Furniture can distinguish a magazine over another. Often these repetitive elements may be used for navigation purposes or to create hierarchy. Other times, they are simply design elements that fit the brand and are revisited issue-to-issue. Bon Appétit features a long list of these furniture designs.

Section headers

In the top left on the TOC is the month that the magazine is in. Somewhere near the month is a yellow text box with black text telling the issue’s theme. Above the month and to the right is the volume and issue numbers.

The section headers are typically also the same issue-to-issue. Kitchen is in all black in front of a dotted overlay with story promos below it. City guides is also in white with a black outline and the featured city is always in a rectangular quote box above it.

Inside the sections, there are repeated markers to know what section you’re in. For example, in Starters there is the word starters in a outlined text box at the top left of the left page and in Kitchen, there is a lowercase k in roughly the same spot.

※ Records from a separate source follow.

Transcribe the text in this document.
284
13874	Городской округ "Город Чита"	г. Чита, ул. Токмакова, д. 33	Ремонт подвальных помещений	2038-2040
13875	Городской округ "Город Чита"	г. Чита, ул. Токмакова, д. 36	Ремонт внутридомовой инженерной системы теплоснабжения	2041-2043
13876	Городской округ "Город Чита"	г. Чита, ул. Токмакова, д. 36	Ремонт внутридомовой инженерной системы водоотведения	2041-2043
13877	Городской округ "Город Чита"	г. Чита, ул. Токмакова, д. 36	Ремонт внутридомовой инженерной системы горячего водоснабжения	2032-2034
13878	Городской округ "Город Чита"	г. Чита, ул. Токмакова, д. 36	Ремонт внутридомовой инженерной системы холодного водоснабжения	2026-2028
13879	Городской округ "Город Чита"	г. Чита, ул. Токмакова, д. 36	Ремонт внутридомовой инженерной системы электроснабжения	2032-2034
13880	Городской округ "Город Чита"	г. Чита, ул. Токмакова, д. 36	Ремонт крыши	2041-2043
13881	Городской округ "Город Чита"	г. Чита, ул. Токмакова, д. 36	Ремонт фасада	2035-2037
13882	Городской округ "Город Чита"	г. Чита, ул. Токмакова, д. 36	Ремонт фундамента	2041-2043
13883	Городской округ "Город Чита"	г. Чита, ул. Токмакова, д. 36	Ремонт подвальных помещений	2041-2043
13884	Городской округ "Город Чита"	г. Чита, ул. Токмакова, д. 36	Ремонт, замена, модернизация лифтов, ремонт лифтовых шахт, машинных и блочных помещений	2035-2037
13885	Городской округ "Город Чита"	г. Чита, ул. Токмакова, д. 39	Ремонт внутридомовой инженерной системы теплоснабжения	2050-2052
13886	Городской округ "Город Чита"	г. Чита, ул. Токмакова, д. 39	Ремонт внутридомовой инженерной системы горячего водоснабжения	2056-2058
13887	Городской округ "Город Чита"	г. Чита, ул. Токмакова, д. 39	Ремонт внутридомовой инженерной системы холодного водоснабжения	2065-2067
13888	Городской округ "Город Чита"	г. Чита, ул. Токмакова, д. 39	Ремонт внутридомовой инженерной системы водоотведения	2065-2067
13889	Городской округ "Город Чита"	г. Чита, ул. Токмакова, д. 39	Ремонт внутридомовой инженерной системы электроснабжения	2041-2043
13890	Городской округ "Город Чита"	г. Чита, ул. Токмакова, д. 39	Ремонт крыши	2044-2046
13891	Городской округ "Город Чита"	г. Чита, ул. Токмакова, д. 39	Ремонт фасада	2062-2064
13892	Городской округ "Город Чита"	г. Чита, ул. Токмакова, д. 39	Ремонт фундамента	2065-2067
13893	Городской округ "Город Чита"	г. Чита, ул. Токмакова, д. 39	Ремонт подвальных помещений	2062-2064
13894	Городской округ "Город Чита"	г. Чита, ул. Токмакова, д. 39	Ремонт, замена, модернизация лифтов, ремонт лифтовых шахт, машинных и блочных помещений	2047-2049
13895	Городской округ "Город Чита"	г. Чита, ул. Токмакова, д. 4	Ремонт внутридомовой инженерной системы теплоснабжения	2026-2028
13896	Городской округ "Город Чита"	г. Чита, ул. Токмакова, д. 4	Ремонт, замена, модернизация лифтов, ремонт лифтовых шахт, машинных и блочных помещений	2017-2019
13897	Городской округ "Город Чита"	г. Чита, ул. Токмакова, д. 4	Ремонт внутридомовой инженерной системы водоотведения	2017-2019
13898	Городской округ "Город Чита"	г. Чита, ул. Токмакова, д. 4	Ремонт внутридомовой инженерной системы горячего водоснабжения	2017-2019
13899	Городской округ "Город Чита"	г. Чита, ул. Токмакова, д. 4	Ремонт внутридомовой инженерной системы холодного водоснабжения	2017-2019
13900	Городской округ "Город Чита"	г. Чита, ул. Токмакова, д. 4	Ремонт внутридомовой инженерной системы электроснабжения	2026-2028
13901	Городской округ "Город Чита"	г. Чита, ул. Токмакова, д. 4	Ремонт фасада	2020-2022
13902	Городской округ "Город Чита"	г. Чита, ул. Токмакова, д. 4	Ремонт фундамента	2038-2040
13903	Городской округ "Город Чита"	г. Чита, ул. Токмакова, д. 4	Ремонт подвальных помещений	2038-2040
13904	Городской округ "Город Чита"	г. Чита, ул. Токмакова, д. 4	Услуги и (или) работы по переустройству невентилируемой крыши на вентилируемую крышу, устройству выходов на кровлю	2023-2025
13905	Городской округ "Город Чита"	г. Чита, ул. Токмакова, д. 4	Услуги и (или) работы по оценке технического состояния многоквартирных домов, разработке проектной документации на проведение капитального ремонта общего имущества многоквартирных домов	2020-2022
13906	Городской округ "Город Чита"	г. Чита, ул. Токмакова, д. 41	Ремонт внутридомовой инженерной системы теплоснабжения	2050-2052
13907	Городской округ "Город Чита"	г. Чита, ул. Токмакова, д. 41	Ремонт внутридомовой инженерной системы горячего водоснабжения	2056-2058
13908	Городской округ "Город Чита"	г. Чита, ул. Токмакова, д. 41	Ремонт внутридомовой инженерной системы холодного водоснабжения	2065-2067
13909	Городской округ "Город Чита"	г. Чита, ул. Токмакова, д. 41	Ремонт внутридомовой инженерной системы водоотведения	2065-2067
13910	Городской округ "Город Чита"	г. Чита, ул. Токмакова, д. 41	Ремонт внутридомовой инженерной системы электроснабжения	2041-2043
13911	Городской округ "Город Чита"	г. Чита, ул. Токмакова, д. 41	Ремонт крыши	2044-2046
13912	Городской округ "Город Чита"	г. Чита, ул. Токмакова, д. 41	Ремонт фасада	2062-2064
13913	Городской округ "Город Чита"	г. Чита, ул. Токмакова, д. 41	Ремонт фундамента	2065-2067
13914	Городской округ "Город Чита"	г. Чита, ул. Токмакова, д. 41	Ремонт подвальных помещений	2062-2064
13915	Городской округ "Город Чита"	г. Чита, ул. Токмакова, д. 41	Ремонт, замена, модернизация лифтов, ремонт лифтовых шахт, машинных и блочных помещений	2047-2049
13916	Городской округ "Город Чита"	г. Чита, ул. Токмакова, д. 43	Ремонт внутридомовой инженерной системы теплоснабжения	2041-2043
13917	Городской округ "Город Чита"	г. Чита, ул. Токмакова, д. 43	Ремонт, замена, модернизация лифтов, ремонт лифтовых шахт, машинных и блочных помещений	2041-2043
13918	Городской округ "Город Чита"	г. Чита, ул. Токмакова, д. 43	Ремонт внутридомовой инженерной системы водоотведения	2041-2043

There’s usually a quote that is repeated in the city guide section or on covers.

Folios

The folios always include the page number with the month and year at the bottom left corner on the left page.

Yellow highlighting & boxes

As visible in some of the earlier photos, a color Bon App often returns to is yellow. They use yellow boxes for highlighting, for text, for backgrounds, and more.

Masthead doodles

The newer version of the masthead is a little more fun. There is a question and various team members will answer it. Their answers are on the masthead with fun arrows pointing to who said it, often with the name highlighted. All in yellow, of course! I think this is an awesome idea because it gives more personality to the magazine and with their answers, you might be able to understand where their personality is shown in the magazine and brand.

Arrows

Stemming from the arrows on the masthead are arrows all throughout the rest of the magazine. Sometimes even on the cover. Sometimes they’re colorful. Bon App uses them to relate captions to photos typically.

Dots

Bon App uses dots in a similar fashion as they do arrows. I think it’s nice to have more than one standard way to captioning photos. It’s not just boring text at the bottom of the photo.

Blue text

Visible in the arrow example, Bon App‘s go to color after black and white text is a light blue. This is considered furniture because it is repeated but not very often and it helps the reader understand that the caption isn’t body copy.

Recipe format

Recipes are always displayed in the same format. It looks almost like a handwritten recipe.